I thought the The Thursday Murder Club was better than its sequel, The Man Who Died Twice: A Thursday Murder Club Mystery Club, which is very, very good, but just shy of great.  Maybe I was spoiled too much by the first one.  It is hard to hit back to back home runs.  (On the topic of mystery books, Anthony Horowitz's A Line to Kill was not worth it.  There are better Sherlock Holmes imitations out there.)

An Odyssey: A Father, A Son and an Epic by Daniel Mendelsohn is moving and beautifully written.  Mendelsohn is a professor of classics.  His father, a retired professor of Comp Sci, sat in on a seminar he taught on the Odyssey.  Mendelsohn weaves together his analysis of the literary work The Odyssey as he takes us on another odyssey, a far more personal one, and discovers things about his father and his father's personality that he never knew or appreciated before.  

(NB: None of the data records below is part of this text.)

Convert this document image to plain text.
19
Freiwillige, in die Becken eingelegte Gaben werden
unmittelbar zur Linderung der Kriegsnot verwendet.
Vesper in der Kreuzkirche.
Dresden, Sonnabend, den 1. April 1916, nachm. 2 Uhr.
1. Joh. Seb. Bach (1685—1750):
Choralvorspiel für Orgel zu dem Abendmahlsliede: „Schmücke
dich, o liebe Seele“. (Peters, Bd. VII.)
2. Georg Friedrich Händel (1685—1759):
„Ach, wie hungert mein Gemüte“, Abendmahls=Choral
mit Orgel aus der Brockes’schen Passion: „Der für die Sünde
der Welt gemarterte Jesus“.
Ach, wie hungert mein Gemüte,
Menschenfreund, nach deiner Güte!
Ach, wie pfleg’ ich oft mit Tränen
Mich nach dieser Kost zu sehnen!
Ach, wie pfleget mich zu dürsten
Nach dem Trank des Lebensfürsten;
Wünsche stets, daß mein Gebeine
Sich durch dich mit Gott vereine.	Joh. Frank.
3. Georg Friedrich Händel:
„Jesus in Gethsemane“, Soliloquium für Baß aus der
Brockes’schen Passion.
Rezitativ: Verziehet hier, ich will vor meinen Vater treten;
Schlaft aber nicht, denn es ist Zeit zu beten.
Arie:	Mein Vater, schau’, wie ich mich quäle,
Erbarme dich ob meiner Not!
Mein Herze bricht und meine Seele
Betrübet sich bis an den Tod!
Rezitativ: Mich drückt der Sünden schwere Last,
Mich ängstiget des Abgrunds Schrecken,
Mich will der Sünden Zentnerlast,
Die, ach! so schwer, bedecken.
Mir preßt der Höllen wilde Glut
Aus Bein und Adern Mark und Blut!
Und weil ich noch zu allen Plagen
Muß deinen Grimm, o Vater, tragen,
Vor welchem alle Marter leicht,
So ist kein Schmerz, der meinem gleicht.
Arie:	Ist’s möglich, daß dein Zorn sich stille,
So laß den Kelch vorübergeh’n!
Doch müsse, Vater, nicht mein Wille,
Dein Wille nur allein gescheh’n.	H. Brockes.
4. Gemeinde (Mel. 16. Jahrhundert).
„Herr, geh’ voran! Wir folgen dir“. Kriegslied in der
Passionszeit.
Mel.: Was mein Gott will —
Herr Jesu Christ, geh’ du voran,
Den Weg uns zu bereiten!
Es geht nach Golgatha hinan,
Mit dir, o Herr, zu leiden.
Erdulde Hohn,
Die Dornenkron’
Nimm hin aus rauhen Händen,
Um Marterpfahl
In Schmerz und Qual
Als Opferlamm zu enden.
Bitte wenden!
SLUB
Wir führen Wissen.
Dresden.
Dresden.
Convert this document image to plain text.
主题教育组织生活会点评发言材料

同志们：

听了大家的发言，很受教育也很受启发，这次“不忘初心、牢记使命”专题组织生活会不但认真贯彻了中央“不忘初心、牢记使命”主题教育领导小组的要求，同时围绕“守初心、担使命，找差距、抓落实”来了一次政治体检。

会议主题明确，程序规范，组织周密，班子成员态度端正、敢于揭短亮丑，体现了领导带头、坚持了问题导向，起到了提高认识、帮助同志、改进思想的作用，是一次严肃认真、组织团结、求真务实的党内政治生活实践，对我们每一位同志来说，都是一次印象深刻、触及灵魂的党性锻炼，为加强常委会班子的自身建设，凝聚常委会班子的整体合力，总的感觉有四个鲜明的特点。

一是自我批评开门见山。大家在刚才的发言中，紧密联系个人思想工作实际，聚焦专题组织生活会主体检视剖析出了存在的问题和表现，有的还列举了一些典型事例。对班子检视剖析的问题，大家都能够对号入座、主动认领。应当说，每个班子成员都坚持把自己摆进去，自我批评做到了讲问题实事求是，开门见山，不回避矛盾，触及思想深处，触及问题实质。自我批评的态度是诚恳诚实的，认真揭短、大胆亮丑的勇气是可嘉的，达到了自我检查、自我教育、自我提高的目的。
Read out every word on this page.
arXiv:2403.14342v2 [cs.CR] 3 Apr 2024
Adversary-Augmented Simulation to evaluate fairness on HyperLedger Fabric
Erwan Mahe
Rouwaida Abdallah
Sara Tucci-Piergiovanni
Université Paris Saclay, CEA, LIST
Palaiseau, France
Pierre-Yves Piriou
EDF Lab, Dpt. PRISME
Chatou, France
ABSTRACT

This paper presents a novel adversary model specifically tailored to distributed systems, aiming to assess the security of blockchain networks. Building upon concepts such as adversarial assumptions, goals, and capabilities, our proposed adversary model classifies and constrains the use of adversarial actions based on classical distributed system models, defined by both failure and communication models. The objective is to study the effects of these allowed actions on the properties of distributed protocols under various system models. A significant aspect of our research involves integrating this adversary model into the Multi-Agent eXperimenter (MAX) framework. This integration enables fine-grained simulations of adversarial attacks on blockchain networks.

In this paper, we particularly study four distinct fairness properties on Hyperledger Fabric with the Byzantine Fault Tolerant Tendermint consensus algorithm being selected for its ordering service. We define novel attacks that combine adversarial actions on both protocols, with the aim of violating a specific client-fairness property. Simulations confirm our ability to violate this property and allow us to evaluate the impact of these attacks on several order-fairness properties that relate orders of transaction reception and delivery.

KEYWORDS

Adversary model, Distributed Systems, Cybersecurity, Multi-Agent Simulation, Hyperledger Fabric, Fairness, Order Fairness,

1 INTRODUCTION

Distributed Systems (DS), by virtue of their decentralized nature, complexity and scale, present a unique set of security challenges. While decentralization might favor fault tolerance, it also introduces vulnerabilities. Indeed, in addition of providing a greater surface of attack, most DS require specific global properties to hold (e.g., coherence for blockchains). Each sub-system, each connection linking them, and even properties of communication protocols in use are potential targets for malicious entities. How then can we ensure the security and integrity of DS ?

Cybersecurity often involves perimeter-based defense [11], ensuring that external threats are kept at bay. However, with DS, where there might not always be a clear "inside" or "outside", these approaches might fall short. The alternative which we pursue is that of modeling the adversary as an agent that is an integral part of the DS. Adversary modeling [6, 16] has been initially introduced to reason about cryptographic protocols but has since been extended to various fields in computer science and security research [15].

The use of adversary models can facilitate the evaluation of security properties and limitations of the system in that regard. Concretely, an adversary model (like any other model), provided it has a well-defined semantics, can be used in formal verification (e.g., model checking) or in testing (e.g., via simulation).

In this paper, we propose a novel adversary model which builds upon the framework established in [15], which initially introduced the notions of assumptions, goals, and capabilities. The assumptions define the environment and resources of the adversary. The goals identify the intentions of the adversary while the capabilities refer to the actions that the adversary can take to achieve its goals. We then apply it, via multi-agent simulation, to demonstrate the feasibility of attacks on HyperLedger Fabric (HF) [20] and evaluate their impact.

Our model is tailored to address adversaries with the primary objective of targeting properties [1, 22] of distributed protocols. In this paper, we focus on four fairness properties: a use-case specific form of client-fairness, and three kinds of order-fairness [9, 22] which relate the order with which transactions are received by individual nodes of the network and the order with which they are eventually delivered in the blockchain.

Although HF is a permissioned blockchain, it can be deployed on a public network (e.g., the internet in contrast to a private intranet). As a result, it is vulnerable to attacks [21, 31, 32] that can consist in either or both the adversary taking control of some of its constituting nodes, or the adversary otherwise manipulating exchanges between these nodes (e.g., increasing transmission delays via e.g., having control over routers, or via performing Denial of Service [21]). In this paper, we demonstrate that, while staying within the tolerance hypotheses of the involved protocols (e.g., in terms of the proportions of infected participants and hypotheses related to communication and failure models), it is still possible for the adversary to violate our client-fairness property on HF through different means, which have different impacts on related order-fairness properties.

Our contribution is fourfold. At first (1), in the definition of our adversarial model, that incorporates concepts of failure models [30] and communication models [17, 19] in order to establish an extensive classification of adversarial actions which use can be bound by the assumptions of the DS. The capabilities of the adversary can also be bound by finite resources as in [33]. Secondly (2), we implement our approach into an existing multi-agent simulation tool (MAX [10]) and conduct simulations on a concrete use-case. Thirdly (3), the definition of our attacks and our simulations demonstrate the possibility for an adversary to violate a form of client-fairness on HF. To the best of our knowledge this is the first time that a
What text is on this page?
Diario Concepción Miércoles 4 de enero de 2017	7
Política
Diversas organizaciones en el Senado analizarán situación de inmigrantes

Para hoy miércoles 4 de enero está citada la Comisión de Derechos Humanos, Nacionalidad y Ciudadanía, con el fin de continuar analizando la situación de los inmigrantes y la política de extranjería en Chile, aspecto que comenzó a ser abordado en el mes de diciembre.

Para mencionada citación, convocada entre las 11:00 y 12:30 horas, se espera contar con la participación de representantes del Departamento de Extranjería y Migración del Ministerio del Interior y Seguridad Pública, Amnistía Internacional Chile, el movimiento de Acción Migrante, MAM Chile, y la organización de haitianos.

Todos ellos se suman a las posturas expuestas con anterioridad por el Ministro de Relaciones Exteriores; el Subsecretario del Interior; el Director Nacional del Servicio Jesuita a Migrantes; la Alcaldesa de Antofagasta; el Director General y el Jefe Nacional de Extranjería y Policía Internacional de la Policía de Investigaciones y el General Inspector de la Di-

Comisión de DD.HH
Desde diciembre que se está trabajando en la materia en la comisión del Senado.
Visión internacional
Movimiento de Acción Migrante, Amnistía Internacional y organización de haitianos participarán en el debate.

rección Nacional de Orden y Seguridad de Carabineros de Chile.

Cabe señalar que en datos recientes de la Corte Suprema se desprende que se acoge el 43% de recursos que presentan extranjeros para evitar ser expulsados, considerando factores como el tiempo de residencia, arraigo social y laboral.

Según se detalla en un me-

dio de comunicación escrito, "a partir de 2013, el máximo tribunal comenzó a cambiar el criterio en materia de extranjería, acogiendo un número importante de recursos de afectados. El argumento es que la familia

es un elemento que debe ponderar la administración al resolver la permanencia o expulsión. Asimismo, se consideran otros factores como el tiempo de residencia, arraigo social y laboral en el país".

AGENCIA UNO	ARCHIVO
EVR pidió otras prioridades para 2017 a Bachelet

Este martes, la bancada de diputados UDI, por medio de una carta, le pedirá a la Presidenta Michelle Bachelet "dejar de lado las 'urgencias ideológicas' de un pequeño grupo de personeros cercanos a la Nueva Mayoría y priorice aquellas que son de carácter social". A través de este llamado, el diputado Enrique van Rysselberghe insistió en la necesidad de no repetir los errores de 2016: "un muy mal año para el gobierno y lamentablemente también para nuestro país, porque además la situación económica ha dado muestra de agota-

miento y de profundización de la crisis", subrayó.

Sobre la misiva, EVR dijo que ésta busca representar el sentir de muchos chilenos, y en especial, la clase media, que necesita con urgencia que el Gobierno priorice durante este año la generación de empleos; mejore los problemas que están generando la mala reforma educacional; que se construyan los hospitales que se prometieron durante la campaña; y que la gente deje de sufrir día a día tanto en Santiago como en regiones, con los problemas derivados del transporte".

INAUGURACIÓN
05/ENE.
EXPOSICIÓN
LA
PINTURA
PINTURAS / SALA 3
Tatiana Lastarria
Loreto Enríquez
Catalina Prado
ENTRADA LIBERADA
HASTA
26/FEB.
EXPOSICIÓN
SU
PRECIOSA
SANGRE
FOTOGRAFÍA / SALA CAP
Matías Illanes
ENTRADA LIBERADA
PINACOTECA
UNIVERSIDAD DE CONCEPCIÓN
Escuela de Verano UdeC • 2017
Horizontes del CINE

Last one for now: Eric Metaxas, known for his biography of Dietrich Bonhoeffer, has a wonderful autobiography called Fish Out of Water: A Search for the Meaning of Life.  This is  one of those books that takes some time to get going, but then gets better and better as you go along.  It's the story of Metaxas growing up as a child of Greek immigrant parents through his early adult years, ending at the point that Metaxas becomes a committed Xstian.  One point that struck me as odd is how unmoved he seemed to be when a girlfriend he had at one point had an abortion.  He was not religious at that point in his life, but even so, I would have thought given how deeply he reflects on other events in his youth and adolescence, this would have been fodder for deeper soul searching.